Separately, new curbs on sulfur in fuel oil that came into effect at the beginning of last year caused a 70% reduction in total sulfur oxide emissions from shipping compared to 2019, the IMO said in a statement last month.
Maersk said that about 100 of its largest customers, which include carmakers, retailers and consumer goods companies, have set or are in the process of setting carbon emissions reduction targets for their supply chains.
But there are still major questions about how to power any new ships ordered by Maersk. Using the largest methanol-powered engine currently available, Maersk said that the vessel it is building will be about 180 meters (197 yards) long with a capacity of 2,000 containers. The biggest ships in its existing fleet can carry around 20,000 containers and are 400 meters (437 yards) long.
"It will be a significant challenge to source an adequate supply of carbon neutral methanol within our timeline to pioneer this technology," said Maersk's head of fleet and strategic brands, Henriette Hallberg Thygesen. Success will require collaboration with fuel manufacturers, technology partners and developers to ramp up production, she added.
But some scientists have questioned whether biofuels, such as the biomethanol that Maersk plans to use, are a sustainable replacement for fossil fuels in high consumption sectors such as shipping and aviation.
The Intergovernmental Panel on Climate Change said in a 2019 report that mass adoption of biofuels is not the answer to the climate crisis because of the land it uses, which could increase water scarcity and threaten food security.

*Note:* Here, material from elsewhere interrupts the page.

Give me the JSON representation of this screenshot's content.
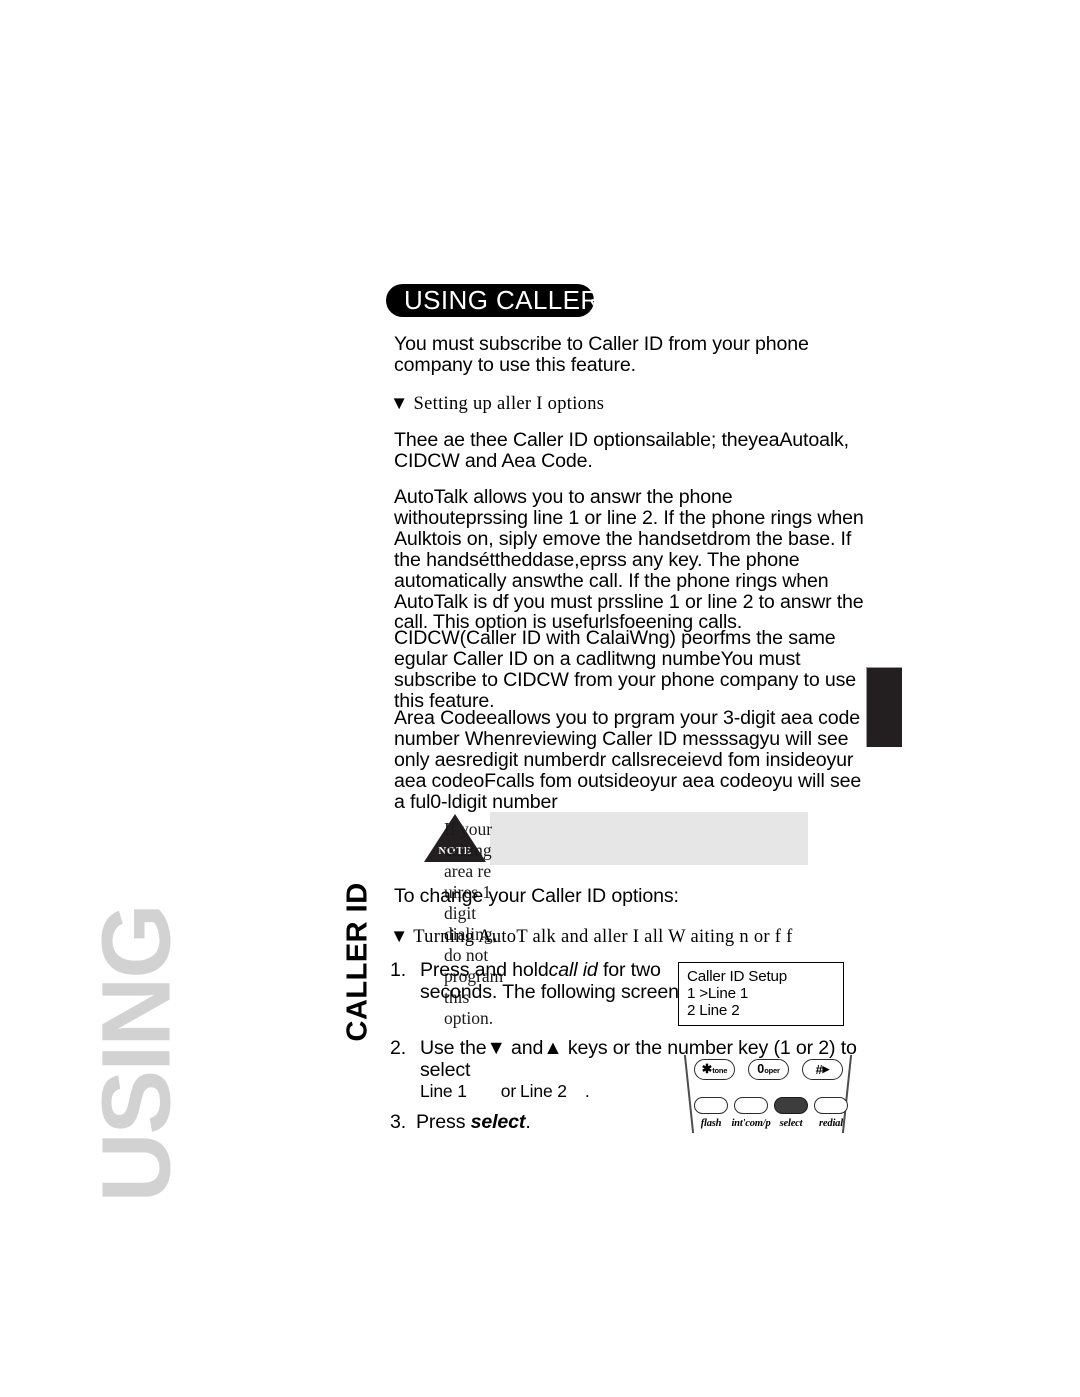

Maersk is "ignoring the basic science that biofuels cannot be a scalable solution," said Faig Abbasov, shipping program director at European climate lobby group Transport & Environment. "You can produce it in small quantities but if you want to scale up you will not be able to do so because there is limited feedstock," he told CNN Business.
Ammonia produced from clean electricity is the best solution for long distance shipping, Abbasov said.